September 30, 2011
I spent yesterday doing what I always do, the day before his birthday: Frantically trying to collect dozens and dozens of video snippets from a variety of recording devices, cursing myself for having so many dang recording devices in the first place, for not keeping things better organized throughout the year, and for not yet having the courage to say ENOUGH, NO MORE on the dumb montage thing.
I came close this year. I really did. Five years seemed like a good stretch, a nice end point, and most of the video footage we took of Noah this year doesn't work with the actual audio stripped away. He's talking in almost all of it, chattering away about Star Wars and Frodo and Harry Potter and dinosaurs and Legos and school and camp and swimming and the beach and fireworks and movies and Ezra and Baby Ike and lost teeth and Angry Birds and and and.
This is the first year I've had that problem. And oh, what a good problem it is to have.
I flipped through photos instead, surprised at how much he changed this year -- you always think it's slowing down, that they are already "big" and no longer hurtling towards "bigger" as fast as they did during the first couple years, but it isn't, and they are.

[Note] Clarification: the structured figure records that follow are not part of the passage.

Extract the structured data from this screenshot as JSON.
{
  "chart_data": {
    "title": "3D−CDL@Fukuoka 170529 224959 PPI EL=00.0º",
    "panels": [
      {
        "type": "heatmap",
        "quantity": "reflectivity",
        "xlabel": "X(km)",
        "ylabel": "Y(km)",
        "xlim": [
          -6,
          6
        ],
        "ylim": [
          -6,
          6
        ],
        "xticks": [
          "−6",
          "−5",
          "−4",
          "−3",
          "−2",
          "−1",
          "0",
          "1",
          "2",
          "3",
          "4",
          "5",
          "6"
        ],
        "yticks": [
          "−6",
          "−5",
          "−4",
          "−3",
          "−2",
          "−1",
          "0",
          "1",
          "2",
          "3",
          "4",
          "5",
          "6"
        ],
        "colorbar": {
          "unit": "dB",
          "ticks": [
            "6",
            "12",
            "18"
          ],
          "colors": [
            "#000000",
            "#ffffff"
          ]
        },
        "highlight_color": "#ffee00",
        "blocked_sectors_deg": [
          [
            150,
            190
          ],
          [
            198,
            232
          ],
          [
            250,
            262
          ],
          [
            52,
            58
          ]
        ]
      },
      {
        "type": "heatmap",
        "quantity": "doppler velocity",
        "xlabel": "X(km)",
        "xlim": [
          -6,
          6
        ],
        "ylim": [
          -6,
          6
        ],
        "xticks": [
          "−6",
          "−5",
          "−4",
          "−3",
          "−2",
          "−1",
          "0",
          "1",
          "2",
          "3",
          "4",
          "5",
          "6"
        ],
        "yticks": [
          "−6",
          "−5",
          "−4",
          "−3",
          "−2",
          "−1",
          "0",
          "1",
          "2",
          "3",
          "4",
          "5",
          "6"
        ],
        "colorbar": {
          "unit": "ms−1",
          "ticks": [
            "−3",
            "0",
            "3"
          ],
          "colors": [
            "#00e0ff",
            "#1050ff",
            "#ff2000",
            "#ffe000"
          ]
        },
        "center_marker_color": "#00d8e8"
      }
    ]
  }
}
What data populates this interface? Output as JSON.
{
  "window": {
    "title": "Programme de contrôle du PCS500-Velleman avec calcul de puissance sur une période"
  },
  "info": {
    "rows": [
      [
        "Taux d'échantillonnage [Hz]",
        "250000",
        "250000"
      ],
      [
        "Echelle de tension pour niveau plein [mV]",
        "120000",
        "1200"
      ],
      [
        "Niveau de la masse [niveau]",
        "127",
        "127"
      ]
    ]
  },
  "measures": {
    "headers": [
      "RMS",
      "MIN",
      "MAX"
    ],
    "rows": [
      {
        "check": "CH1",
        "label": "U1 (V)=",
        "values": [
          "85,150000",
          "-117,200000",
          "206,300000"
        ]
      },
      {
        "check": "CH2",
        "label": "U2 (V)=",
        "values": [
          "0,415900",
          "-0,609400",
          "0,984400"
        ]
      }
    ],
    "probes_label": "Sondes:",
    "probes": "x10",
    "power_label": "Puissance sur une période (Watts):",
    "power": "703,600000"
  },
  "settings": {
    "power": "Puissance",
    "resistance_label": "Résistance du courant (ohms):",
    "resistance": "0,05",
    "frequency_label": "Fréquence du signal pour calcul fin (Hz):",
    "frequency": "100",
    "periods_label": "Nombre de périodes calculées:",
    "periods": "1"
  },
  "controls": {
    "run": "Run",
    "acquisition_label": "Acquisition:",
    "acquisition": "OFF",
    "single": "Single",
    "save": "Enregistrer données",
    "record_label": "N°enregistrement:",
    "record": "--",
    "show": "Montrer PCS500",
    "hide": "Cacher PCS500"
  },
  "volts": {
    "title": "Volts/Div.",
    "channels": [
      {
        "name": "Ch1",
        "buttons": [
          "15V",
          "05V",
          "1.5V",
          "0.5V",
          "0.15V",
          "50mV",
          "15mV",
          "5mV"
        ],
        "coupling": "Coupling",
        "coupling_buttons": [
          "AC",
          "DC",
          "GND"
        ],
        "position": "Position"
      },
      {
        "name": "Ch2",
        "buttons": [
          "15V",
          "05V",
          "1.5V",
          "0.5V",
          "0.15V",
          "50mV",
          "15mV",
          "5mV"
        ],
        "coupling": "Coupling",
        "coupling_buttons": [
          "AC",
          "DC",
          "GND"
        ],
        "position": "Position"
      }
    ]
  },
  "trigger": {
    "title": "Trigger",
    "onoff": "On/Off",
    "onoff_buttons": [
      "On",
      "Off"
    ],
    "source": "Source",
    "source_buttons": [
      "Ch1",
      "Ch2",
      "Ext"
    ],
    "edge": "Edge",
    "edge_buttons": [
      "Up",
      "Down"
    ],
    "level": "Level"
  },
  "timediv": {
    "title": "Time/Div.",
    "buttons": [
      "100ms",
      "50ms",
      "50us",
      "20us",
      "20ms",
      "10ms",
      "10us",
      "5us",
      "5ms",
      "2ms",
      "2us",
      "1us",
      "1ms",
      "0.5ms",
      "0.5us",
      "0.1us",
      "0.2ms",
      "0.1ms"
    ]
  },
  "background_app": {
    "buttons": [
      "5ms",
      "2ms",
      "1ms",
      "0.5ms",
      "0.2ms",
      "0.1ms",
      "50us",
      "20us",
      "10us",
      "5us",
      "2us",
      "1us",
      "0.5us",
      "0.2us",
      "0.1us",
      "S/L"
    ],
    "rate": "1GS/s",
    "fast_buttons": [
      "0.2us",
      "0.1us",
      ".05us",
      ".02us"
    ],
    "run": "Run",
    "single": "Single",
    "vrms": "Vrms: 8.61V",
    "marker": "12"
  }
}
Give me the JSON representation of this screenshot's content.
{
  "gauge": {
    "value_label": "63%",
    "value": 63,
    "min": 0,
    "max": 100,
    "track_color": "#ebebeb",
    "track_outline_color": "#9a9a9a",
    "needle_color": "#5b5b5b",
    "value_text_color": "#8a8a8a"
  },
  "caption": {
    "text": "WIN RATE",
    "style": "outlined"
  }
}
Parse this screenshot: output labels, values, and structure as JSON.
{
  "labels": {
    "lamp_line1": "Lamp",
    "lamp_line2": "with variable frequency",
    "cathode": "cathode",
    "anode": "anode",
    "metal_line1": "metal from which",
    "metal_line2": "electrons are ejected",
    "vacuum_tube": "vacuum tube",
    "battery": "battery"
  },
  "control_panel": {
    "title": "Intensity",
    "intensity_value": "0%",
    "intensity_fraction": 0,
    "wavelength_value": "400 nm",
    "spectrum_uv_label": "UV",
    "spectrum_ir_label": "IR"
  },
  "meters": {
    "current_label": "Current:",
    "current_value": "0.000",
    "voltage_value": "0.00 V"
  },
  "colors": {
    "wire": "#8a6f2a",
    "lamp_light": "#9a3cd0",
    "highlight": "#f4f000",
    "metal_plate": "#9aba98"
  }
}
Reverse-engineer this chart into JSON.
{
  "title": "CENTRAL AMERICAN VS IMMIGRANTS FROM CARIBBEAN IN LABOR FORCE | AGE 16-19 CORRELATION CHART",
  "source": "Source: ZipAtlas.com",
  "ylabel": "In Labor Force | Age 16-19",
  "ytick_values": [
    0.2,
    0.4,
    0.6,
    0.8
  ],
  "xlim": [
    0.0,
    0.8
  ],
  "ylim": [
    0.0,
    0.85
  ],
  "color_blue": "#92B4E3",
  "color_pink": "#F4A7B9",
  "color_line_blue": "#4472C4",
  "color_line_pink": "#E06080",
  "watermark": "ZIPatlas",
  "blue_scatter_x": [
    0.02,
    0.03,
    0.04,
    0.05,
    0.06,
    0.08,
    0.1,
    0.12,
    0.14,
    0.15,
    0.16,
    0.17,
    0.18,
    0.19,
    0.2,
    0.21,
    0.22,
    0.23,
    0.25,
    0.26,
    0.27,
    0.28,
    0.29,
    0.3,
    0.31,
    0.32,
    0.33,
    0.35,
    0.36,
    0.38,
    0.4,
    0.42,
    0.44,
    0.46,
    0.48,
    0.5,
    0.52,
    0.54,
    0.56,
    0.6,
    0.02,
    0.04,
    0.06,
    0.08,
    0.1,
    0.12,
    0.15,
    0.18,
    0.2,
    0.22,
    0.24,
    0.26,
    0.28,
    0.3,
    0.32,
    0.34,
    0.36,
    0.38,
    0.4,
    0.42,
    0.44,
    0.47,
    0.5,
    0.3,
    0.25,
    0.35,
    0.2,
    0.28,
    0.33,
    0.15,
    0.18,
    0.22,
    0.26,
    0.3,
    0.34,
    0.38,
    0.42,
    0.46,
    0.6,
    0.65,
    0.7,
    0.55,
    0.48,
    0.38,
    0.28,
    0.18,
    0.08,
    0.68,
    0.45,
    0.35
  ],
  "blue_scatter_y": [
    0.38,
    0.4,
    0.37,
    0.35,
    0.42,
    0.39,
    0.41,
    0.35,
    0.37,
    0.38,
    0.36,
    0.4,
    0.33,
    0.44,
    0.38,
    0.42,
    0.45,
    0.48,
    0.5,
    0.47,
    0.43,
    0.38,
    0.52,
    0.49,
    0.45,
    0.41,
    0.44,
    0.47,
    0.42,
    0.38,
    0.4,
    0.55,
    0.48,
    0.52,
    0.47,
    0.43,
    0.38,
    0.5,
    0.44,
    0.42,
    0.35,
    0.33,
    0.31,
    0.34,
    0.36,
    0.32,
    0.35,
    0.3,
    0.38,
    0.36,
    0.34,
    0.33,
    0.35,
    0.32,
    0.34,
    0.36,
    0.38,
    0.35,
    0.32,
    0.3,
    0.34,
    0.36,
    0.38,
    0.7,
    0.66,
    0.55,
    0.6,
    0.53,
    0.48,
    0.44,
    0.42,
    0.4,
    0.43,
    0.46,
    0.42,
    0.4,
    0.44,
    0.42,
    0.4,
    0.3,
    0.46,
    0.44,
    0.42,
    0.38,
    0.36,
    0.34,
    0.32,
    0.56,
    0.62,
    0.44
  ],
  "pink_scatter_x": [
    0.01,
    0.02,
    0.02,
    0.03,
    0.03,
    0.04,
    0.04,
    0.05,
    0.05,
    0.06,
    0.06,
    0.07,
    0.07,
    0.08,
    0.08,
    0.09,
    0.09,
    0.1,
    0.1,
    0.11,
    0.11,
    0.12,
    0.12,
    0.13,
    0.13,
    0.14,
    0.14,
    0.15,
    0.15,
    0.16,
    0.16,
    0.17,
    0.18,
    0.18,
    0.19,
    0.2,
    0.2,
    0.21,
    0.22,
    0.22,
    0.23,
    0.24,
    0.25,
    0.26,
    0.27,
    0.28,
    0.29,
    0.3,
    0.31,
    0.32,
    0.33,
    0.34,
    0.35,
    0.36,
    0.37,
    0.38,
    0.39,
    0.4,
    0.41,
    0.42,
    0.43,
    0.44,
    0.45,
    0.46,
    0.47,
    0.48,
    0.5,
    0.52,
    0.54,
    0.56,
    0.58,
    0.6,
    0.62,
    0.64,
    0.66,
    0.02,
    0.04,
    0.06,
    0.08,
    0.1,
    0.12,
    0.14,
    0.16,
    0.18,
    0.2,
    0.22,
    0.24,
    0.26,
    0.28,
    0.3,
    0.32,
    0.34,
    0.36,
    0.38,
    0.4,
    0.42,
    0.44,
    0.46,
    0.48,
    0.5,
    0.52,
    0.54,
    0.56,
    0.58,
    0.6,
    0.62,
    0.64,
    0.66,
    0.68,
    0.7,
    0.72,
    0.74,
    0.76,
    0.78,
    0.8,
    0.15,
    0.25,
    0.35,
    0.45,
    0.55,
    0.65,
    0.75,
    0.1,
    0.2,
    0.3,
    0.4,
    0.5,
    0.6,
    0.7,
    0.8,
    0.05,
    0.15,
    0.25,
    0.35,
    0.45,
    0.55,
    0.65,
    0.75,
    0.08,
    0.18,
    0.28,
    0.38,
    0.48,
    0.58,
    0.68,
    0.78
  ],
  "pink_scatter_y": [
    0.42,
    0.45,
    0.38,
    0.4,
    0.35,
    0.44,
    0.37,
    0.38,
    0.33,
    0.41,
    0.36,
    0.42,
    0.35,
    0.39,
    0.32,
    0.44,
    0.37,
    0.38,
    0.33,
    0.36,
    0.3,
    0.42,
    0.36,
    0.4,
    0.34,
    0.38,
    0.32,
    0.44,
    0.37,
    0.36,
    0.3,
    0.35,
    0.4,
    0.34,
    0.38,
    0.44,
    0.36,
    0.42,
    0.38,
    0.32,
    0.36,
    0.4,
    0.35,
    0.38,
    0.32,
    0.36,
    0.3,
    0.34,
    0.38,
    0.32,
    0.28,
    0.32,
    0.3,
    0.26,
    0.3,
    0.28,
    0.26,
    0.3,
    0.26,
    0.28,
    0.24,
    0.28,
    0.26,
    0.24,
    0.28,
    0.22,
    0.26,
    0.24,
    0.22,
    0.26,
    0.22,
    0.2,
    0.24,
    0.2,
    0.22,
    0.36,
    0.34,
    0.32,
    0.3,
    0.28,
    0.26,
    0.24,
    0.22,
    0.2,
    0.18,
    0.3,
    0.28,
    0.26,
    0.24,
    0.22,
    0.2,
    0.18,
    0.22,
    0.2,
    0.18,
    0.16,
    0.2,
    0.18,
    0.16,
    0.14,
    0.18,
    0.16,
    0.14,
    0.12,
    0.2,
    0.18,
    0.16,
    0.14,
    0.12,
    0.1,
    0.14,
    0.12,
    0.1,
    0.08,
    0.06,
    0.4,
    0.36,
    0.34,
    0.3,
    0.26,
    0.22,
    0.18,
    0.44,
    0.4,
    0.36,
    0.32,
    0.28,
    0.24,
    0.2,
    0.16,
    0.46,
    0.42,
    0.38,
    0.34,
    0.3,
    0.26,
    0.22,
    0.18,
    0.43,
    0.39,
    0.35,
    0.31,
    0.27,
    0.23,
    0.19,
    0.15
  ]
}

Noah shot up like a weed, then bloomed, blossomed, whatever, doing so many things he's never done before that, in retrospect, this year was more jam-packed with momentous "firsts" than any year so far. He enjoyed a birthday party. He learned to swim. He discovered drawing pictures is kind of fun. Karate. Kindergarten. Lost teeth. New babies. Lost grandparents. And for the first time, he could tell us all about all of it, in his own words.
There's simply no way to fit everything into a short little video. Life is simply too big now. It's as big as he is, at a tall, gangly, talkative, frustrating, hilarious six years old.
And oh, what a good problem that is to have.